The research, led by Professor Richard Morton of Northumbria University and published in Nature Astronomy, utilised the U.S. National Science Foundation (NSF) Daniel K. Inouye Solar Telescope in Hawaii. The discovery of these continually present, small twisting waves suggests they may be the essential ingredient in heating the solar corona to temperatures exceeding one million degrees Celsius, dramatically hotter than the Sun’s surface, which is only around 5500°C.
Tracking Elusive Torsional Waves
Alfvén waves, named after Nobel Prize winner Hannes Alfvén who predicted their existence in 1942, are magnetic disturbances that transmit energy through plasma. While larger, isolated versions—often linked to solar flares—have been spotted previously, the small, ever-present torsional type remained unconfirmed until now.
Professor Morton described the breakthrough: “This discovery ends a protracted search for these waves that has its origins in the 1940s. We’ve finally been able to directly observe these torsional motions twisting the magnetic field lines back and forth in the corona.”
The challenge in spotting these waves is that the movement of plasma in the corona is largely dominated by swaying motions, or ‘kink’ waves, which visually mask the smaller, twisting torsional motions. Kink waves cause entire magnetic structures to sway and are visible in captured film of the Sun. In contrast, torsional Alfvén waves cause a twisting motion that can only be detected through spectroscopic analysis—measuring how plasma moves toward and away from Earth, which creates characteristic red and blue shifts on opposite sides of magnetic structures.
The power of the Inouye Solar Telescope
The breakthrough was achieved using the unique capabilities of the Daniel K. Inouye Solar Telescope’s Cryogenic Near Infrared Spectropolarimeter (Cryo-NIRSP). This cutting-edge instrument, highly sensitive to changes in plasma movement, allowed Professor Morton to track the movement of iron, heated to $1.6$ million degrees Celsius, in the corona.
The key to the discovery was Professor Morton’s development of entirely new analytical techniques to isolate the different types of wave motion in the data. He explained: “The movement of plasma in the sun’s corona is dominated by swaying motions… I had to develop a way of removing the swaying to find the twisting.”

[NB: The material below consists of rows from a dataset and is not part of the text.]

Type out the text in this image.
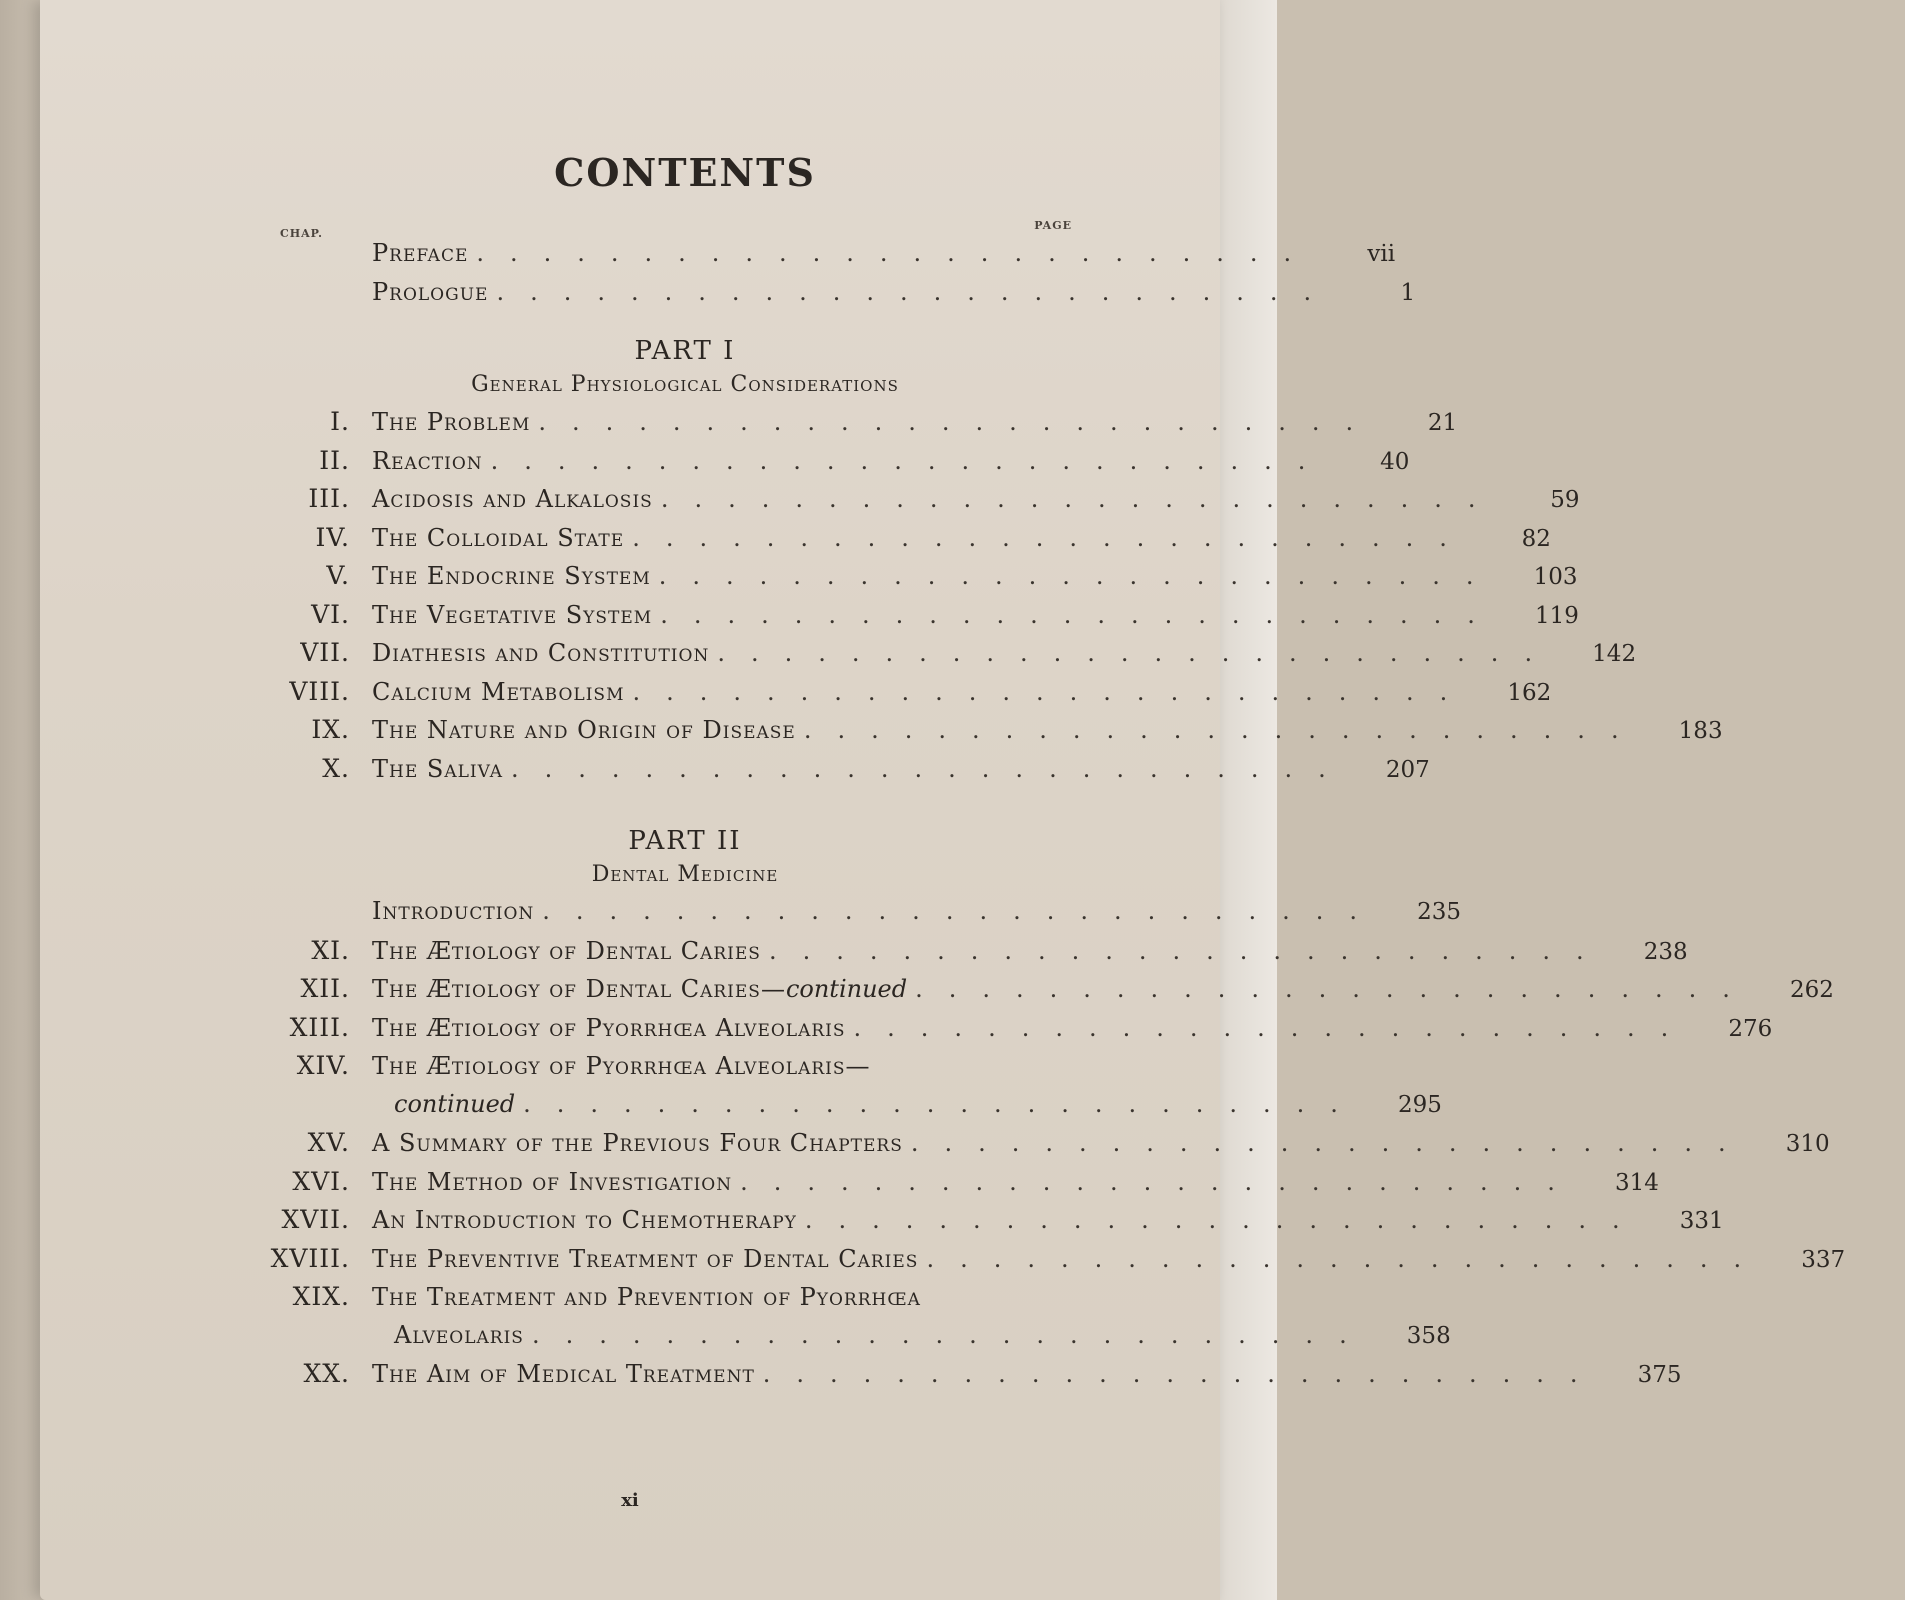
CONTENTS
CHAP.
PAGE
Preface .........................	vii
Prologue .........................	1
PART I
General Physiological Considerations
I. The Problem .........................	21
II. Reaction .........................	40
III. Acidosis and Alkalosis .........................	59
IV. The Colloidal State .........................	82
V. The Endocrine System .........................	103
VI. The Vegetative System .........................	119
VII. Diathesis and Constitution .........................	142
VIII. Calcium Metabolism .........................	162
IX. The Nature and Origin of Disease .........................	183
X. The Saliva .........................	207
PART II
Dental Medicine
Introduction .........................	235
XI. The Ætiology of Dental Caries .........................	238
XII. The Ætiology of Dental Caries—continued .........................	262
XIII. The Ætiology of Pyorrhœa Alveolaris .........................	276
XIV. The Ætiology of Pyorrhœa Alveolaris—
continued .........................	295
XV. A Summary of the Previous Four Chapters .........................	310
XVI. The Method of Investigation .........................	314
XVII. An Introduction to Chemotherapy .........................	331
XVIII. The Preventive Treatment of Dental Caries .........................	337
XIX. The Treatment and Prevention of Pyorrhœa
Alveolaris .........................	358
XX. The Aim of Medical Treatment .........................	375
xi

With its four-meter-wide mirror, the Inouye Solar Telescope represents a massive leap in solar observation capabilities. Northumbria University played a crucial role in its development as part of a UK consortium that designed cameras for the telescope’s Visible Broadband Imager.
Implications for space weather
This research has profound implications for understanding not only how the Sun works but also for practical applications like space weather prediction. The superheated corona is the source of the solar wind, which fills our entire solar system. This solar wind carries magnetic disturbances that can disrupt satellite communications, GPS systems, and power grids on Earth.
Alfvén waves may also be the origin of ‘magnetic switchbacks’—significant carriers of energy in the solar wind that have been observed by NASA’s Parker Solar Probe.
“This research provides essential validation for the range of theoretical models that describe how Alfvén wave turbulence powers the solar atmosphere,” Professor Morton added. The team anticipates that this discovery will spark further investigations into how these waves propagate and dissipate their energy, opening new possibilities for studying wave physics in the solar atmosphere.